Why would math scores (or any school subject grade) drop?  [And, this isn’t the first time I heard about it in the news.]

I can answer that rather simply.  Do your children possess a “pad” or “smart phone” with WiFi access?  Does the school they attend provide WiFi access, or is WiFi available through the school’s walls (from an outside source)?

Anyone who lived through school in the 1980s might recall what teachers used to say about a thing called a CALCULATOR.  They’d say we should put those things away and do the math on paper.  Why?  Because, otherwise, you learn nothing and let the machine do the work for you, whether it malfunctions or not.

Well, guess what people who may yet be clueless, your kids might be holding the new model of that calculator disguised as a whackadoodle telephone they are supposed to be carrying to “stay in touch” in case of an “emergency.”  Oh, this modern connected world with everything at the tip of a search engine’s grasp.

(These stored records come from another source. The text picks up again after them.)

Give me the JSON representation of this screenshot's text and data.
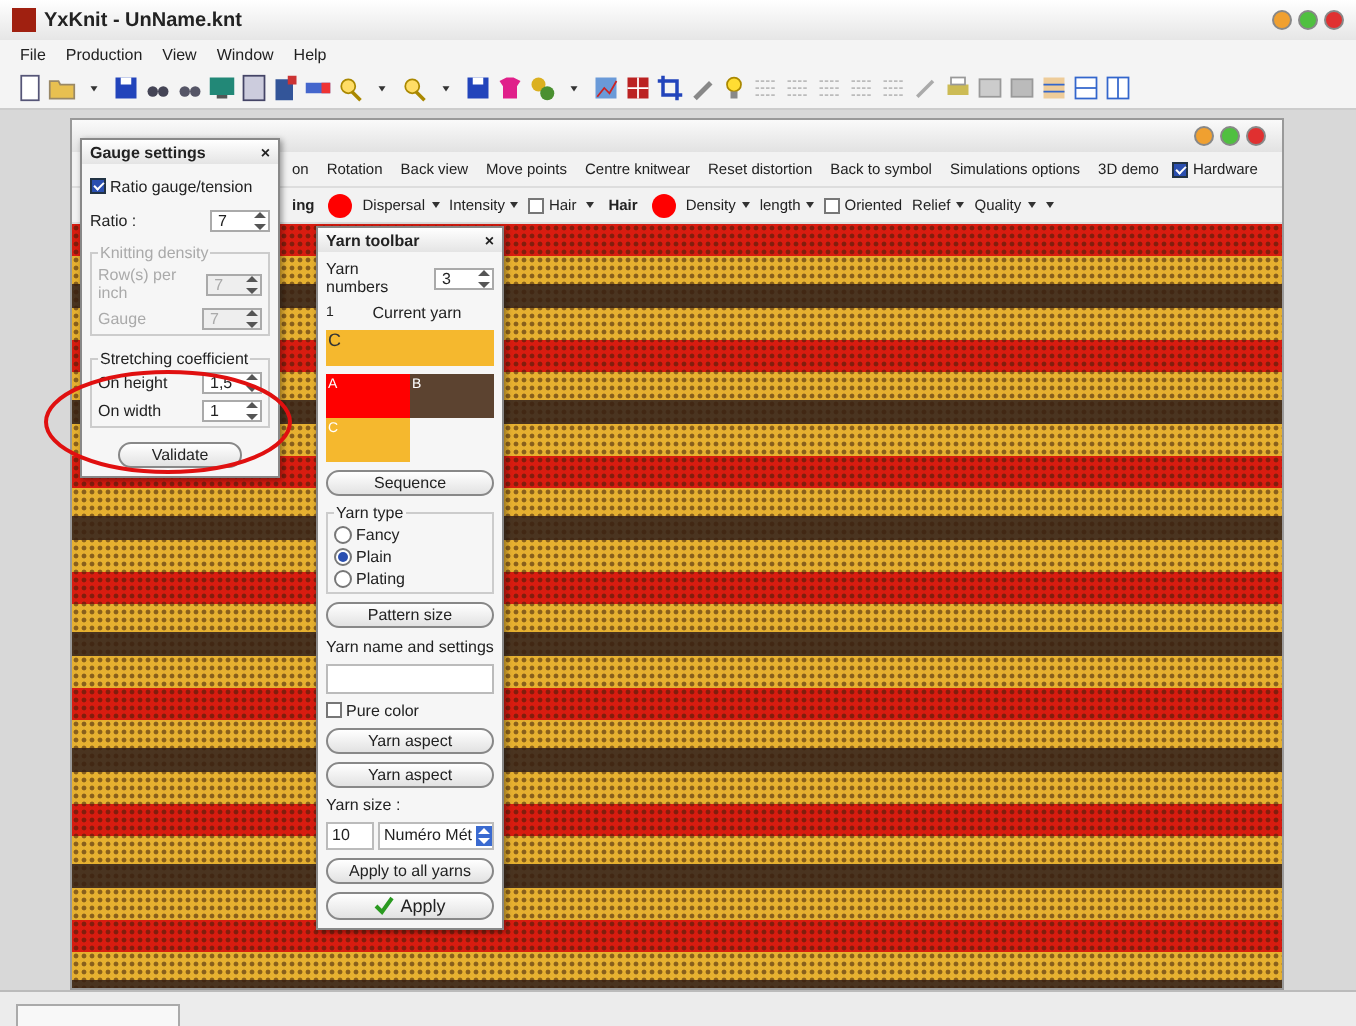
{
  "window": {
    "title": "YxKnit - UnName.knt"
  },
  "menu": [
    {
      "label": "File",
      "disabled": false
    },
    {
      "label": "Production",
      "disabled": false
    },
    {
      "label": "View",
      "disabled": false
    },
    {
      "label": "Window",
      "disabled": false
    },
    {
      "label": "Help",
      "disabled": false
    }
  ],
  "document": {
    "toolbar_row1": [
      {
        "kind": "text",
        "label": "on"
      },
      {
        "kind": "text",
        "label": "Rotation"
      },
      {
        "kind": "text",
        "label": "Back view"
      },
      {
        "kind": "text",
        "label": "Move points"
      },
      {
        "kind": "text",
        "label": "Centre knitwear"
      },
      {
        "kind": "text",
        "label": "Reset distortion"
      },
      {
        "kind": "text",
        "label": "Back to symbol"
      },
      {
        "kind": "text",
        "label": "Simulations options"
      },
      {
        "kind": "text",
        "label": "3D demo"
      },
      {
        "kind": "check",
        "label": "Hardware",
        "checked": true
      }
    ],
    "toolbar_row2": [
      {
        "kind": "bold",
        "label": "ing"
      },
      {
        "kind": "dot",
        "color": "#ff0000"
      },
      {
        "kind": "dropdown",
        "label": "Dispersal"
      },
      {
        "kind": "dropdown",
        "label": "Intensity"
      },
      {
        "kind": "check",
        "label": "Hair",
        "checked": false
      },
      {
        "kind": "dropdown"
      },
      {
        "kind": "bold",
        "label": "Hair"
      },
      {
        "kind": "dot",
        "color": "#ff0000"
      },
      {
        "kind": "dropdown",
        "label": "Density"
      },
      {
        "kind": "dropdown",
        "label": "length"
      },
      {
        "kind": "check",
        "label": "Oriented",
        "checked": false
      },
      {
        "kind": "dropdown",
        "label": "Relief"
      },
      {
        "kind": "dropdown",
        "label": "Quality"
      },
      {
        "kind": "dropdown"
      }
    ]
  },
  "gauge_settings": {
    "title": "Gauge settings",
    "close_glyph": "×",
    "ratio_check": {
      "label": "Ratio gauge/tension",
      "checked": true
    },
    "ratio": {
      "label": "Ratio :",
      "value": "7"
    },
    "knitting_density": {
      "title": "Knitting density",
      "disabled": true,
      "fields": [
        {
          "label": "Row(s) per inch",
          "value": "7"
        },
        {
          "label": "Gauge",
          "value": "7"
        }
      ]
    },
    "stretching": {
      "title": "Stretching coefficient",
      "disabled": false,
      "fields": [
        {
          "label": "On height",
          "value": "1,5"
        },
        {
          "label": "On width",
          "value": "1"
        }
      ]
    },
    "button": "Validate"
  },
  "yarn_toolbar": {
    "title": "Yarn toolbar",
    "close_glyph": "×",
    "numbers_label": "Yarn numbers",
    "numbers_value": "3",
    "index": "1",
    "current_label": "Current yarn",
    "current": {
      "letter": "C",
      "color": "#f5b82e"
    },
    "yarns": [
      {
        "letter": "A",
        "color": "#ff0000"
      },
      {
        "letter": "B",
        "color": "#5c4330"
      },
      {
        "letter": "C",
        "color": "#f5b82e"
      }
    ],
    "sequence_button": "Sequence",
    "type_title": "Yarn type",
    "types": [
      {
        "label": "Fancy",
        "selected": false
      },
      {
        "label": "Plain",
        "selected": true
      },
      {
        "label": "Plating",
        "selected": false
      }
    ],
    "pattern_button": "Pattern size",
    "name_label": "Yarn name and settings",
    "pure_color": {
      "label": "Pure color",
      "checked": false
    },
    "aspect_buttons": [
      "Yarn aspect",
      "Yarn aspect"
    ],
    "size_label": "Yarn size :",
    "size_value": "10",
    "size_unit": "Numéro Mét",
    "apply_all_button": "Apply to all yarns",
    "apply_button": "Apply"
  }
}
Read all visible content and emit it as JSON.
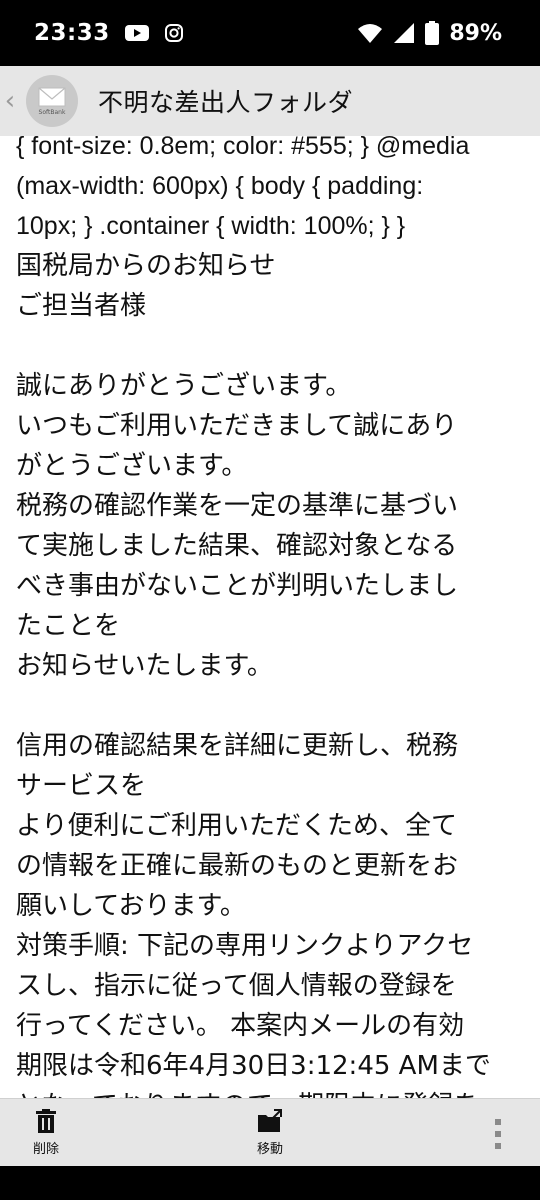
{
  "status": {
    "time": "23:33",
    "battery": "89%",
    "icons": [
      "youtube-icon",
      "instagram-icon",
      "wifi-icon",
      "signal-icon",
      "battery-icon"
    ]
  },
  "header": {
    "title": "不明な差出人フォルダ",
    "avatar_label": "SoftBank"
  },
  "email": {
    "css_leak": [
      "{ font-size: 0.8em; color: #555; } @media",
      "(max-width: 600px) { body { padding:",
      "10px; } .container { width: 100%; } }"
    ],
    "paragraphs": [
      [
        "国税局からのお知らせ",
        "ご担当者様"
      ],
      [
        "誠にありがとうございます。",
        "いつもご利用いただきまして誠にあり",
        "がとうございます。",
        "税務の確認作業を一定の基準に基づい",
        "て実施しました結果、確認対象となる",
        "べき事由がないことが判明いたしまし",
        "たことを",
        "お知らせいたします。"
      ],
      [
        "信用の確認結果を詳細に更新し、税務",
        "サービスを",
        "より便利にご利用いただくため、全て",
        "の情報を正確に最新のものと更新をお",
        "願いしております。",
        "対策手順: 下記の専用リンクよりアクセ",
        "スし、指示に従って個人情報の登録を",
        "行ってください。 本案内メールの有効",
        "期限は令和6年4月30日3:12:45 AMまで",
        "となっておりますので、期限内に登録を"
      ]
    ]
  },
  "toolbar": {
    "delete_label": "削除",
    "move_label": "移動"
  }
}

How I love those commercials of people talking to every sort of gizmo now programmed to talk back to you.  Let’s ask our talking toaster to answer all of our questions.  Yea, that will make us smarter.

NOT!

Wake up and smell the burning nuclear material in your hands, people, before the machines are using YOU for their batteries or footstools.  Use your head and put down the radioactive, talking toaster!